When the General Library Building, then known as JUL, was built in 1941, space was allocated in the building for storage of the rare books and manuscripts which had been acquired by the Vanderbilt libraries. A Treasure Room was established on the fourth floor, south wing, to provide access to these materials and was later moved to more spacious quarters on the eighth floor. Funding for this room was provided by Colonel Granville Sevier as a memorial to John Sevier, the first governor of Tennessee. This space is now occupied by the W. T. Bandy Center for Baudelaire and Modern French Studies.

The Special Collections department was formally organized in 1965. Still occupying space on the fourth floor of JUL, it focused on collecting material on the history of the university, manuscripts, and rare books in order to provide primary source material for graduate research. When the H. Fort Flowers wing of the library was built in 1969, Special Collections was moved to the new wing and featured a Fugitive Room which showcased the Jesse E. Wills Fugitive/Agrarian Collection, a collection of books by and about the Fugitive and Agrarian literary movements at Vanderbilt in the 1920s. Jesse Wills, a member of the Fugitive literary group and chairman of the Vanderbilt Board of Trust from 1967 to 1976, was one of the primary founders of this addition to the department and actively sponsored the acquisition of material to support it.
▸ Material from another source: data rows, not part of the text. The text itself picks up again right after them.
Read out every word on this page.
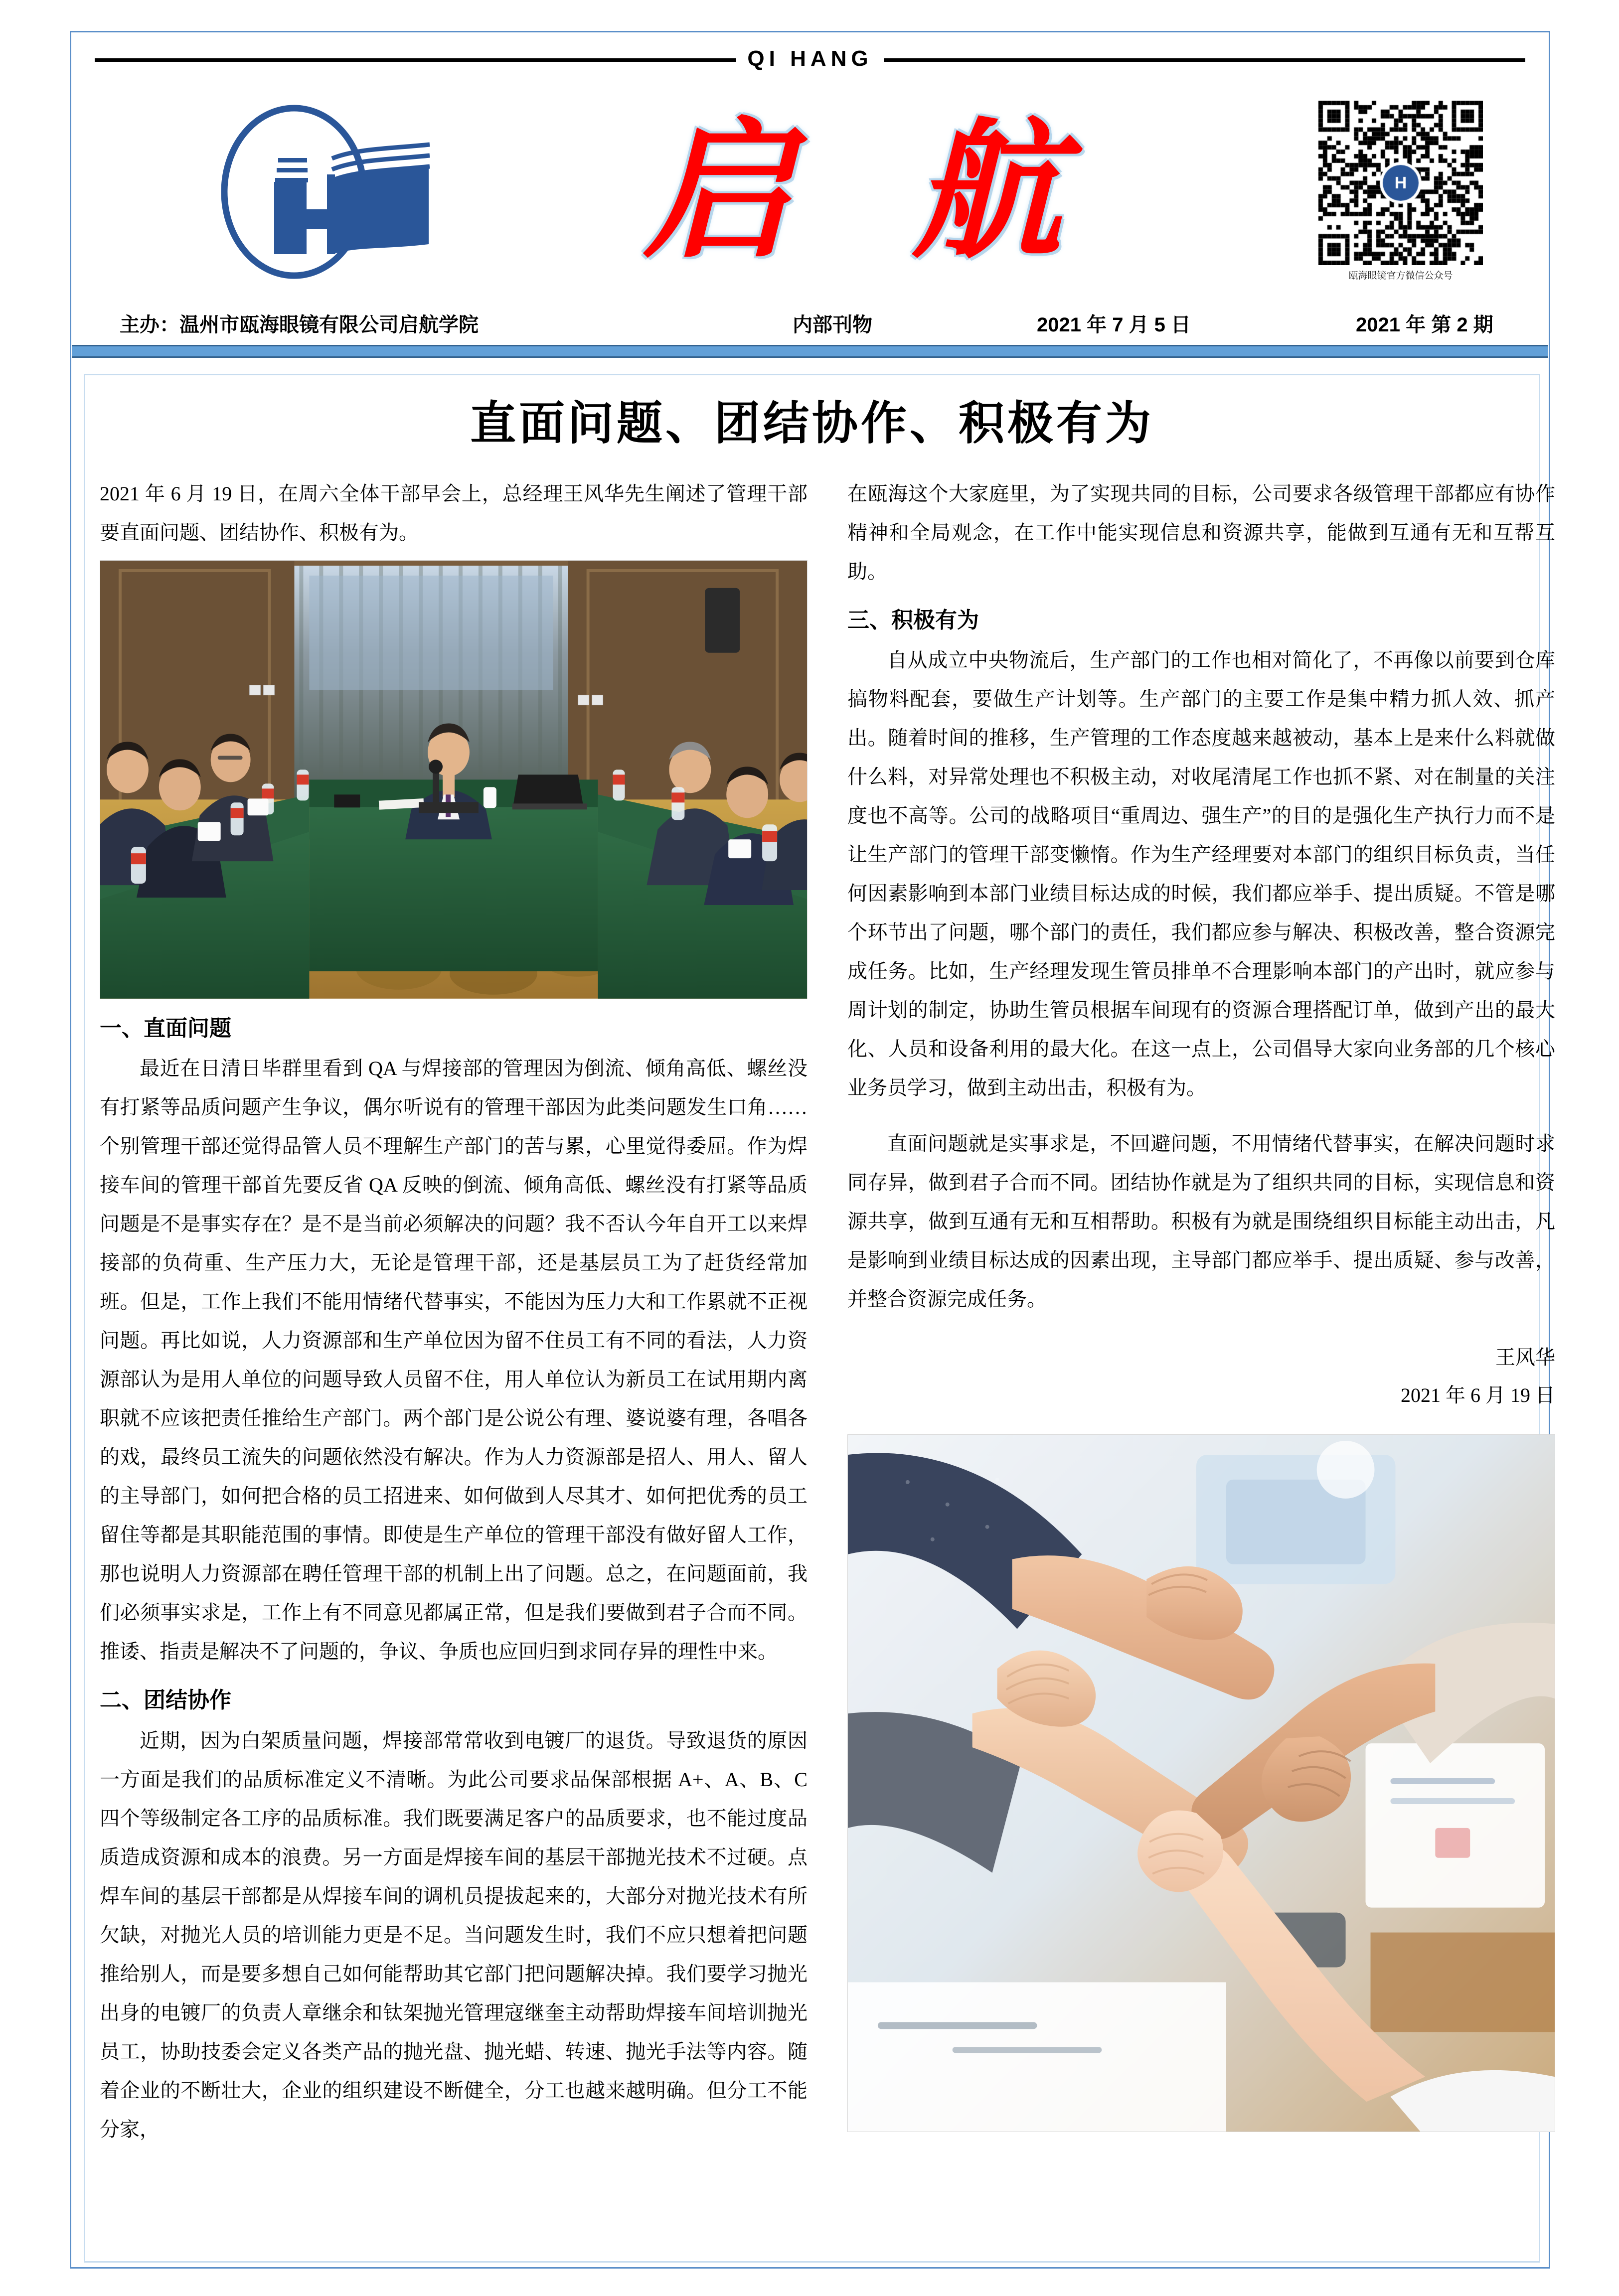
QI HANG
启 航
瓯海眼镜官方微信公众号
主办：温州市瓯海眼镜有限公司启航学院	内部刊物	2021 年 7 月 5 日	2021 年 第 2 期
直面问题、团结协作、积极有为

2021 年 6 月 19 日，在周六全体干部早会上，总经理王风华先生阐述了管理干部要直面问题、团结协作、积极有为。

一、直面问题

最近在日清日毕群里看到 QA 与焊接部的管理因为倒流、倾角高低、螺丝没有打紧等品质问题产生争议，偶尔听说有的管理干部因为此类问题发生口角……个别管理干部还觉得品管人员不理解生产部门的苦与累，心里觉得委屈。作为焊接车间的管理干部首先要反省 QA 反映的倒流、倾角高低、螺丝没有打紧等品质问题是不是事实存在？是不是当前必须解决的问题？我不否认今年自开工以来焊接部的负荷重、生产压力大，无论是管理干部，还是基层员工为了赶货经常加班。但是，工作上我们不能用情绪代替事实，不能因为压力大和工作累就不正视问题。再比如说，人力资源部和生产单位因为留不住员工有不同的看法，人力资源部认为是用人单位的问题导致人员留不住，用人单位认为新员工在试用期内离职就不应该把责任推给生产部门。两个部门是公说公有理、婆说婆有理，各唱各的戏，最终员工流失的问题依然没有解决。作为人力资源部是招人、用人、留人的主导部门，如何把合格的员工招进来、如何做到人尽其才、如何把优秀的员工留住等都是其职能范围的事情。即使是生产单位的管理干部没有做好留人工作，那也说明人力资源部在聘任管理干部的机制上出了问题。总之，在问题面前，我们必须事实求是，工作上有不同意见都属正常，但是我们要做到君子合而不同。推诿、指责是解决不了问题的，争议、争质也应回归到求同存异的理性中来。

二、团结协作

近期，因为白架质量问题，焊接部常常收到电镀厂的退货。导致退货的原因一方面是我们的品质标准定义不清晰。为此公司要求品保部根据 A+、A、B、C 四个等级制定各工序的品质标准。我们既要满足客户的品质要求，也不能过度品质造成资源和成本的浪费。另一方面是焊接车间的基层干部抛光技术不过硬。点焊车间的基层干部都是从焊接车间的调机员提拔起来的，大部分对抛光技术有所欠缺，对抛光人员的培训能力更是不足。当问题发生时，我们不应只想着把问题推给别人，而是要多想自己如何能帮助其它部门把问题解决掉。我们要学习抛光出身的电镀厂的负责人章继余和钛架抛光管理寇继奎主动帮助焊接车间培训抛光员工，协助技委会定义各类产品的抛光盘、抛光蜡、转速、抛光手法等内容。随着企业的不断壮大，企业的组织建设不断健全，分工也越来越明确。但分工不能分家，

在瓯海这个大家庭里，为了实现共同的目标，公司要求各级管理干部都应有协作精神和全局观念，在工作中能实现信息和资源共享，能做到互通有无和互帮互助。

三、积极有为

自从成立中央物流后，生产部门的工作也相对简化了，不再像以前要到仓库搞物料配套，要做生产计划等。生产部门的主要工作是集中精力抓人效、抓产出。随着时间的推移，生产管理的工作态度越来越被动，基本上是来什么料就做什么料，对异常处理也不积极主动，对收尾清尾工作也抓不紧、对在制量的关注度也不高等。公司的战略项目“重周边、强生产”的目的是强化生产执行力而不是让生产部门的管理干部变懒惰。作为生产经理要对本部门的组织目标负责，当任何因素影响到本部门业绩目标达成的时候，我们都应举手、提出质疑。不管是哪个环节出了问题，哪个部门的责任，我们都应参与解决、积极改善，整合资源完成任务。比如，生产经理发现生管员排单不合理影响本部门的产出时，就应参与周计划的制定，协助生管员根据车间现有的资源合理搭配订单，做到产出的最大化、人员和设备利用的最大化。在这一点上，公司倡导大家向业务部的几个核心业务员学习，做到主动出击，积极有为。

直面问题就是实事求是，不回避问题，不用情绪代替事实，在解决问题时求同存异，做到君子合而不同。团结协作就是为了组织共同的目标，实现信息和资源共享，做到互通有无和互相帮助。积极有为就是围绕组织目标能主动出击，凡是影响到业绩目标达成的因素出现，主导部门都应举手、提出质疑、参与改善，并整合资源完成任务。

王风华
2021 年 6 月 19 日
Today, Special Collections can boast of a collection of more than 40,000 rare books; 300,000 photographs; and over 700 manuscript collections. It also serves as the primary access point for the University Archives, a depository of papers and publications which document the history of the university. Open to the general public, the department serves patrons all over the United States as well as those in foreign countries.

University Archives

When Special Collections was established in 1965, part of the department's mission was to establish and maintain an archive of university-related material to document the history of the university. At the time of its establishment, records and university publications were scattered all over campus. The patient efforts of Woodrow W. Wasson, Vanderbilt's first University Archivist, brought all these diverse materials together in one location. Ultimately, the volume of the collection became so great that a separate storage facility, now known simply as the Library Annex, had to be used to store much of the material. In addition to University department records, the Archives also includes copies of student publications, dissertations, and publications issued by Vanderbilt University Press. After the merger of Peabody College and Vanderbilt University in 1979, the Archives expanded to include the records and publications of Peabody College as well. Due to the confidential nature of some of the material, only portions of the Archives are available to the public.

Photographic Archives

The Photographic Archives of Vanderbilt University was founded in 1973, shortly after the university's centennial celebration. Originally housed in Alumni Memorial Hall, the Photographic Archive was transferred to the Special Collections department in 1981. The mission of the Archives is to collect and preserve photographs which document the history of the university. From an initial collection of a few hundred images, the collection now numbers over 300,000 photographs.

DiscoverArchive

DiscoverArchive, Vanderbilt’s institutional repository, became part of the Special Collections and University Archives department in May 2008.  The goal of the archive is to collect, preserve, index, and distribute the digital scholarly output of the Vanderbilt University community. This output includes articles, course-related materials, unpublished research, podcasts, student publications, working papers, technical reports and other products of the university’s intellectual efforts.